Moreover, it is okay for uranium to be sold to China but not to India. Granted, India betrayed its earlier agreement with Canada in conducting the nuclear test of 1974. (True to its perverse tradition, India paid an international political and technology-denial price by testing but sacrificed the chance for security gains by insisting on the test having been peaceful and not weaponising. But that’s another story.) No amount of sophistry by New
Delhi can wash away the stain of having misappropriated Canadian technology.

This I get. But it is history. Ottawa should get over it and get on with building a broad-based relationship with today’s India. Canada needs India more than the other way round.

Leaving that aside, India has an impeccable record of not proliferating nuclear-sensitive material or skills to anyone else. China on the other hand is the willing source of Pakistan’s nuclearisation. Thomas Reed, a former nuclear weapons designer at Lawrence Livermore National Laboratory, secretary of the air force under presidents Gerald Ford and Jimmy Carter, and special assistant to president Ronald Reagan for national security policy, has claimed that Pakistan’s first nuclear weapon test was carried out for it by China on May 26, 1990. “We believe that during [Benazir] Bhutto’s term in office, the People’s Republic of China tested Pakistan’s first bomb for her in 1990. That’s why the Pakistanis were so quick to respond to the Indian nuclear tests in 1998. It only took them two weeks and three days.”

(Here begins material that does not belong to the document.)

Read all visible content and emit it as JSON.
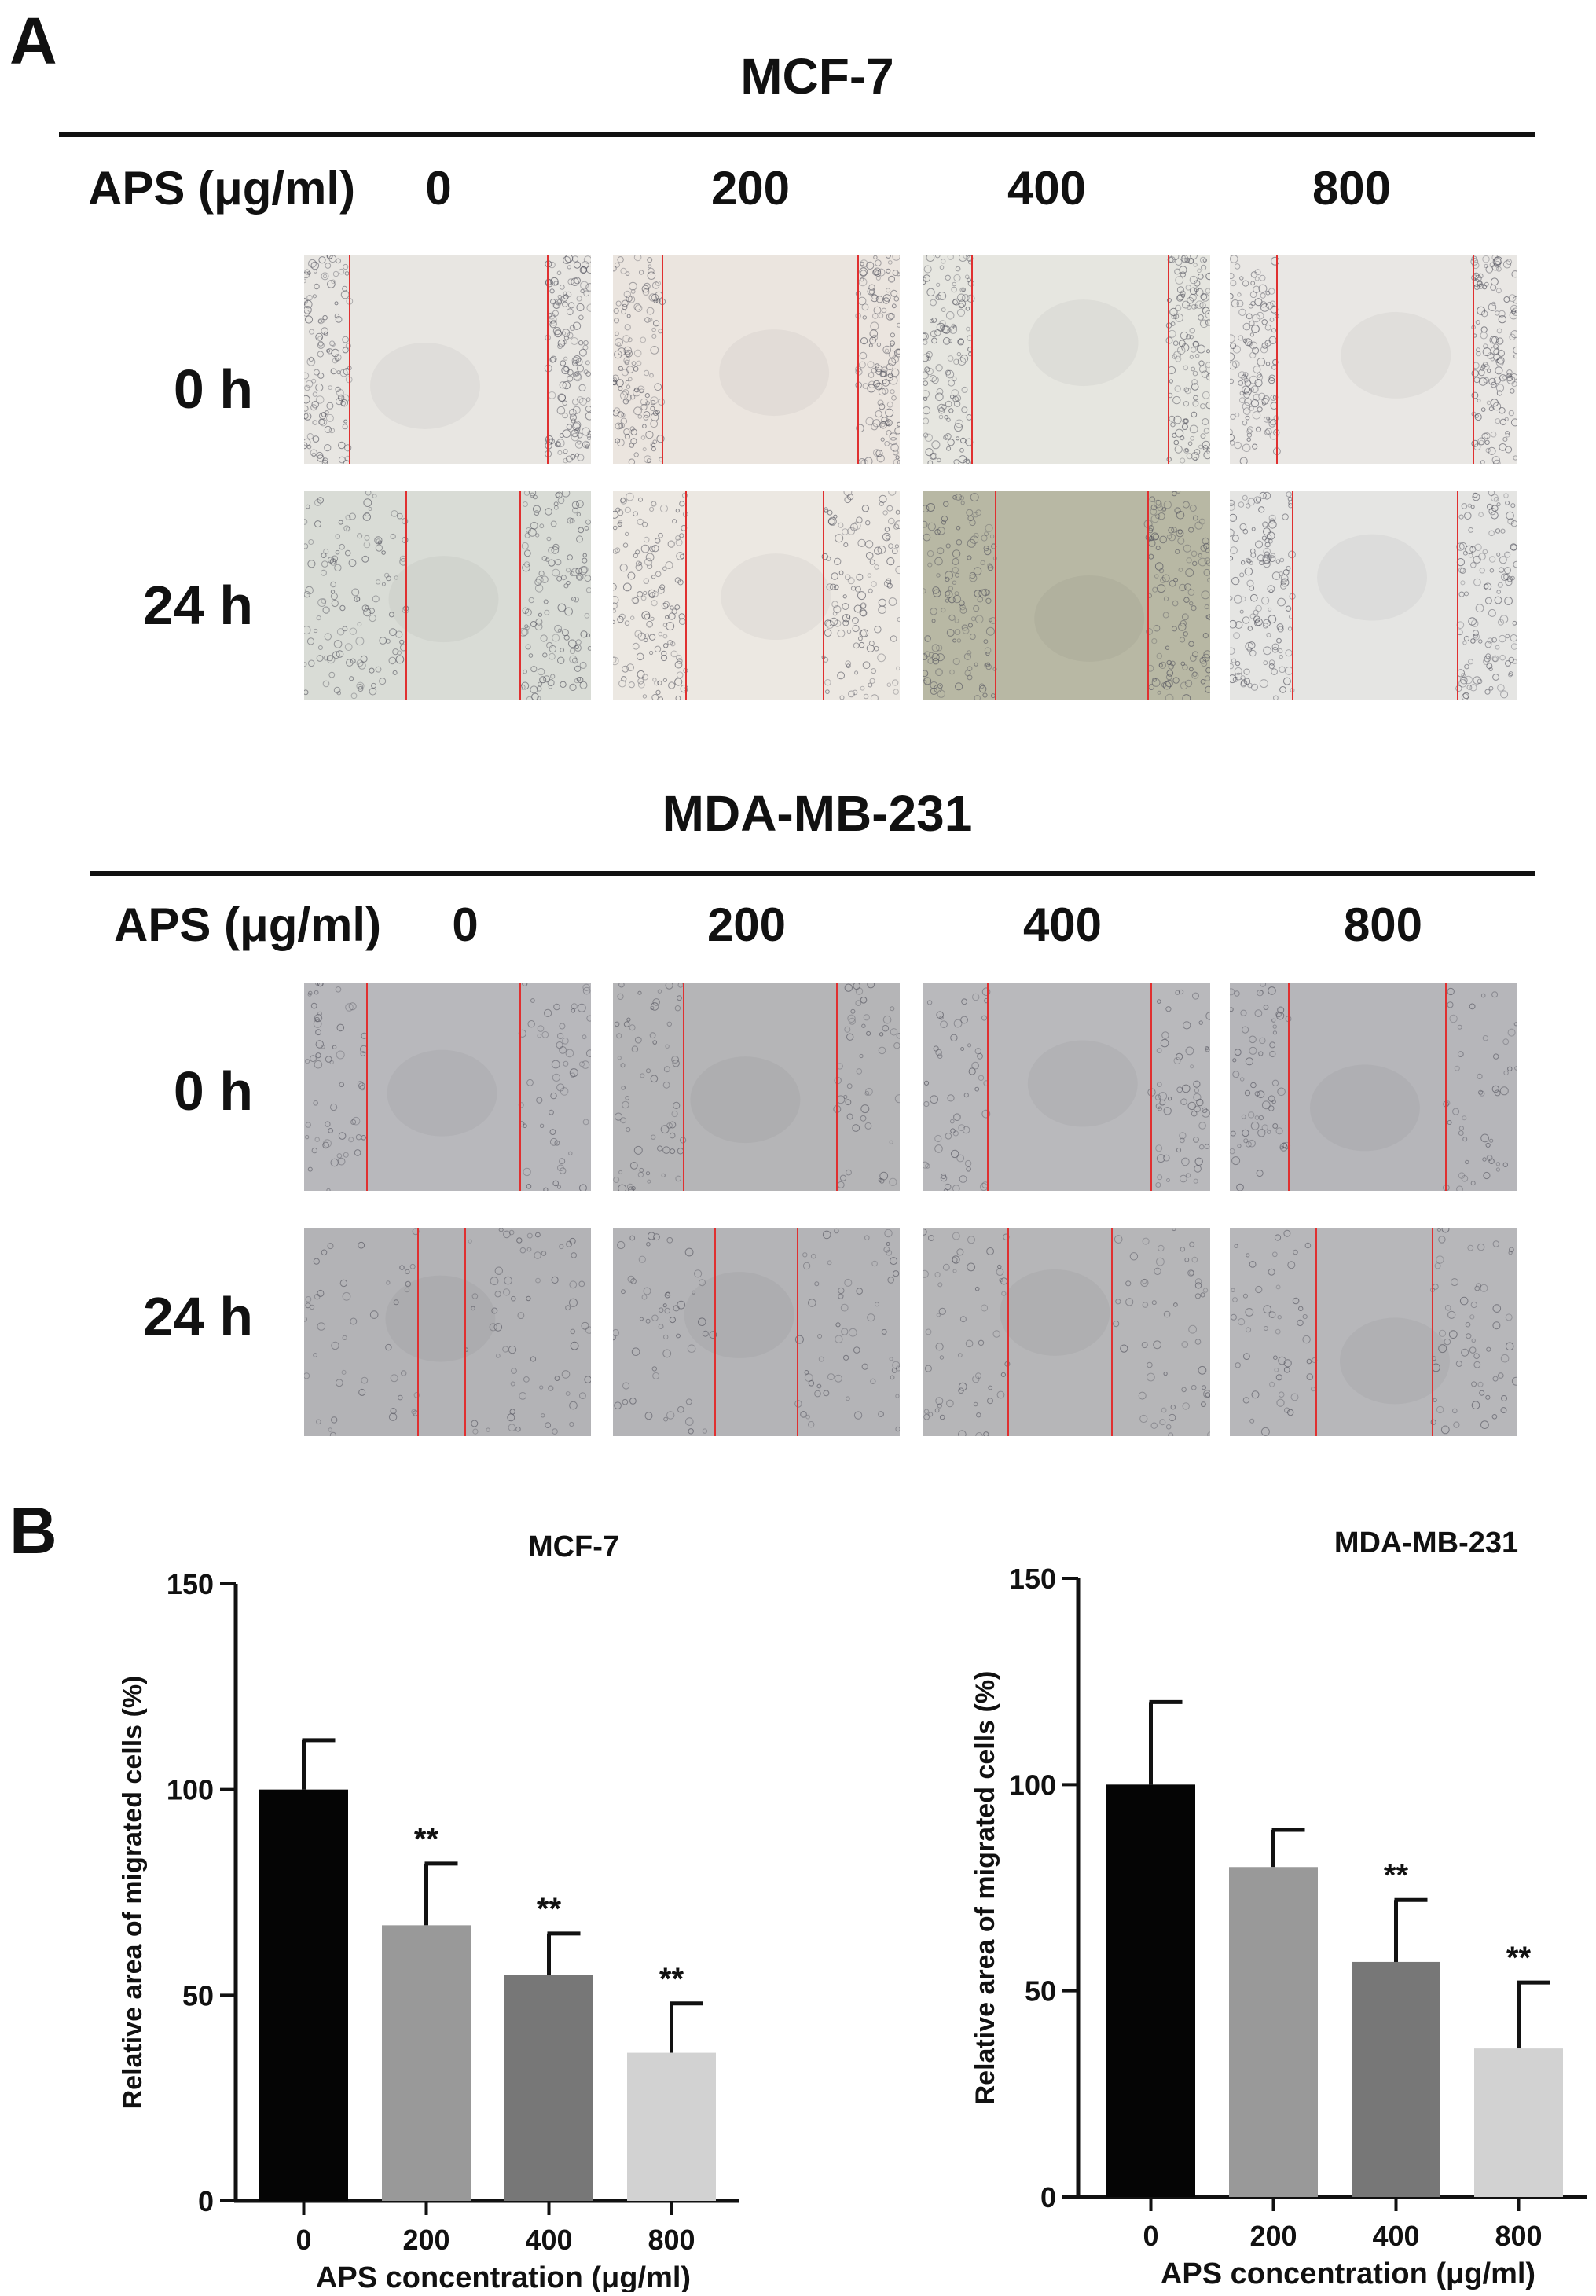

This was reported in the US News & World Report on January 2 this year. On November 13, a report in the Washington Post was appropriately headlined “A nuclear power’s act of proliferation.” It revealed that the “deliberate act of proliferation” by China began in earnest in 1982 with the transfer of weapons-grade uranium and a blueprint for making a bomb that China had already tested. Thus began the chain of proliferation that extended later to Iran and Libya.

And China is to be sold uranium and co-opted into the group that will lecture India on nonproliferation responsibility and act as an enforcer of the international nuclear order? And US president Barack Obama has the temerity — or is it ignorance — to seek China’s help in resolving India-Pakistan relations when Beijing has stoked the fires of subcontinental rivalry with nuclear-tipped tongs?

Am I missing something?

The arms control NGO lobby has campaigned loudly and actively against the civil nuclear cooperation deal with India unless and until India signs the NPT as a non-nuclear power.  This is also what Security Council resolution 1887 (24 September) demanded. Excuse me? The country that exercised restraint for the longest period should be ostracised and punished by those that committed the nuclear sin much earlier?

If the bomb is intrinsically bad, it should be banned for all. No qualifications, no caveats, no delays, no ifs and buts. If it can be justified on national security grounds for some and not others, India, China, Russia, Israel, Pakistan, Iran and the US will make the cut, but not Britain and France.

The NGO activists are so convinced of their moral rectitude that they fail to spot their intellectual laziness in painting India as the nuclear villain. Logical clarity and moral courage might point them towards supporting India’s call for serious nuclear abolition talks to begin now, for all. And governments should recalibrate relations with India based on enduring interests, not self-serving and selective morality. Australia should follow Canada in lifting restrictions on uranium sales to India.